This is nothing new. Teams know all about them.

There’s probably 20-30 of them currently. The problem is, the higher the salary, the least likely a player would accept deferred bonuses.

There’s going to be some upset agents with Jarvis’ agent. Namely Lucas Raymond’s agent, because now Detroit may try pushing deferred payments in their negotiations, since Jarvis and Raymond have been watching each other’s negotiations all summer.

There’s 2 major reasons we don’t have more deferred contracts.

First…. Players/agents don’t want to wait for their money, AND secondly, the cap or AAV savings, isn’t as much as people are thinking it can be. It’s only triggered when there’s an annual deferred bonus, and that’s then divided by the term of any deal.

So for all those Edmonton fans trying to figure out how they can sign Leon and add another $5 million dman, don’t get your hopes up. Even if Leon took half of $14 million in deferred payments, you still only save $875k on his AAV.

Most players don’t want anything to do with “deferred money.” In fact, that’s why they want signing bonuses up front, and every July 1.

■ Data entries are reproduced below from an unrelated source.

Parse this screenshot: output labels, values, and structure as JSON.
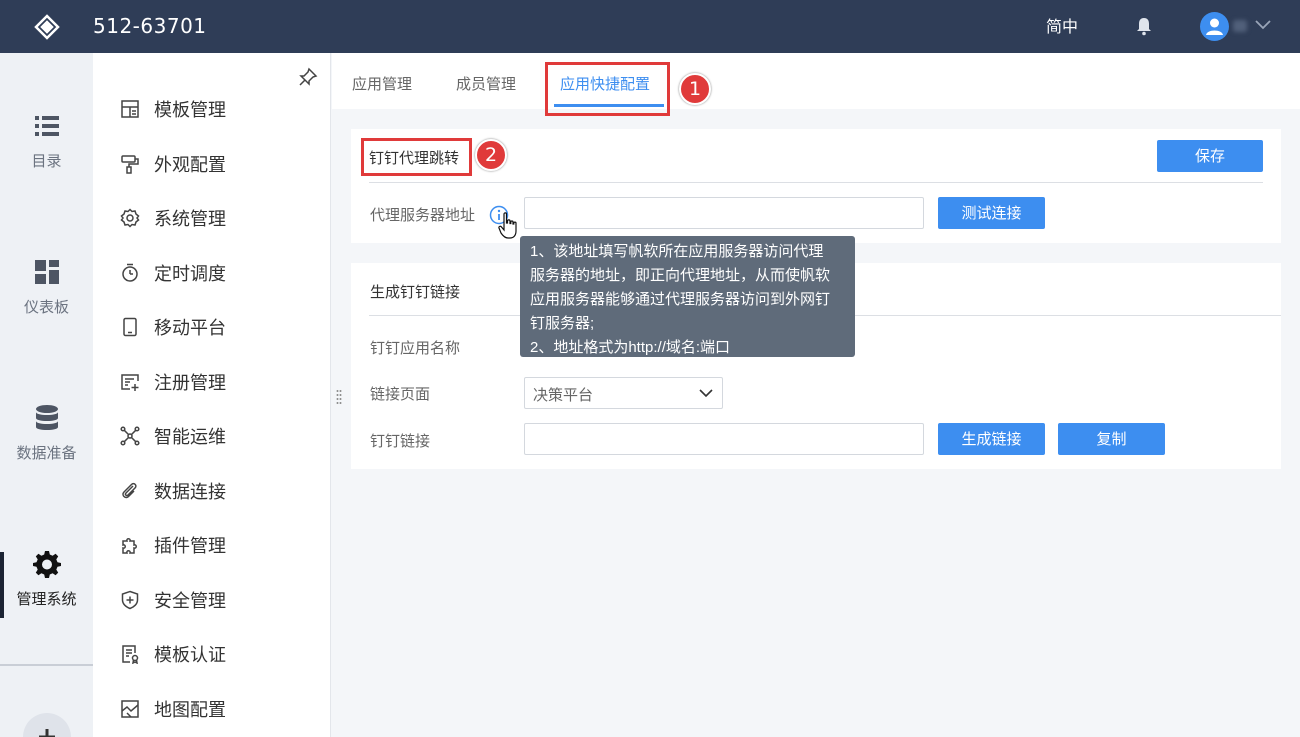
{
  "header": {
    "title": "512-63701",
    "language": "简中"
  },
  "rail": {
    "items": [
      {
        "label": "目录",
        "icon": "list-icon"
      },
      {
        "label": "仪表板",
        "icon": "dashboard-icon"
      },
      {
        "label": "数据准备",
        "icon": "database-icon"
      },
      {
        "label": "管理系统",
        "icon": "gear-icon"
      }
    ]
  },
  "sidebar": {
    "items": [
      {
        "label": "模板管理",
        "icon": "template-icon"
      },
      {
        "label": "外观配置",
        "icon": "paint-roller-icon"
      },
      {
        "label": "系统管理",
        "icon": "settings-icon"
      },
      {
        "label": "定时调度",
        "icon": "timer-icon"
      },
      {
        "label": "移动平台",
        "icon": "mobile-icon"
      },
      {
        "label": "注册管理",
        "icon": "register-icon"
      },
      {
        "label": "智能运维",
        "icon": "network-icon"
      },
      {
        "label": "数据连接",
        "icon": "paperclip-icon"
      },
      {
        "label": "插件管理",
        "icon": "puzzle-icon"
      },
      {
        "label": "安全管理",
        "icon": "shield-icon"
      },
      {
        "label": "模板认证",
        "icon": "certificate-icon"
      },
      {
        "label": "地图配置",
        "icon": "map-icon"
      }
    ]
  },
  "tabs": [
    {
      "label": "应用管理",
      "active": false
    },
    {
      "label": "成员管理",
      "active": false
    },
    {
      "label": "应用快捷配置",
      "active": true
    }
  ],
  "annotations": {
    "badge1": "1",
    "badge2": "2"
  },
  "proxy_section": {
    "title": "钉钉代理跳转",
    "save_label": "保存",
    "server_label": "代理服务器地址",
    "server_value": "",
    "test_label": "测试连接"
  },
  "tooltip": {
    "lines": [
      "1、该地址填写帆软所在应用服务器访问代理",
      "服务器的地址，即正向代理地址，从而使帆软",
      "应用服务器能够通过代理服务器访问到外网钉",
      "钉服务器;",
      "2、地址格式为http://域名:端口"
    ]
  },
  "link_section": {
    "title": "生成钉钉链接",
    "app_name_label": "钉钉应用名称",
    "page_label": "链接页面",
    "page_value": "决策平台",
    "link_label": "钉钉链接",
    "link_value": "",
    "generate_label": "生成链接",
    "copy_label": "复制"
  },
  "colors": {
    "accent": "#3d8ef0",
    "header": "#2f3d57",
    "highlight": "#e03a3a"
  }
}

That really is the main reason.

The second big reason is, the team can only save a relatively small % of AAV because a player would never agree to massive amounts being deferred. No different than you or I. We all wanna get paid for working. I’m not sticking around if my boss keeps wanting to pay me next January, for working in August.

The AAV only effects the team, not the player. Players may say they care (so fans think they’re really good guys lol) but they don’t care in the grand scheme of things. They wanna get paid.

Lucas Raymond’s agent for example, is likely NOT happy with the Jarvis contract. Because it makes it look like Jarvis settled for deferred payment. Raymond’s agent would much rather have a $7.9 AAV with any bonus money starting the day the contract is signed. Where Detroit might now be saying, look, we’ll give you $8 million per so it’s more than Jarvis, but with a $5 million per year deferred payment. Which would make his AAV $7.375 rather than $8 million.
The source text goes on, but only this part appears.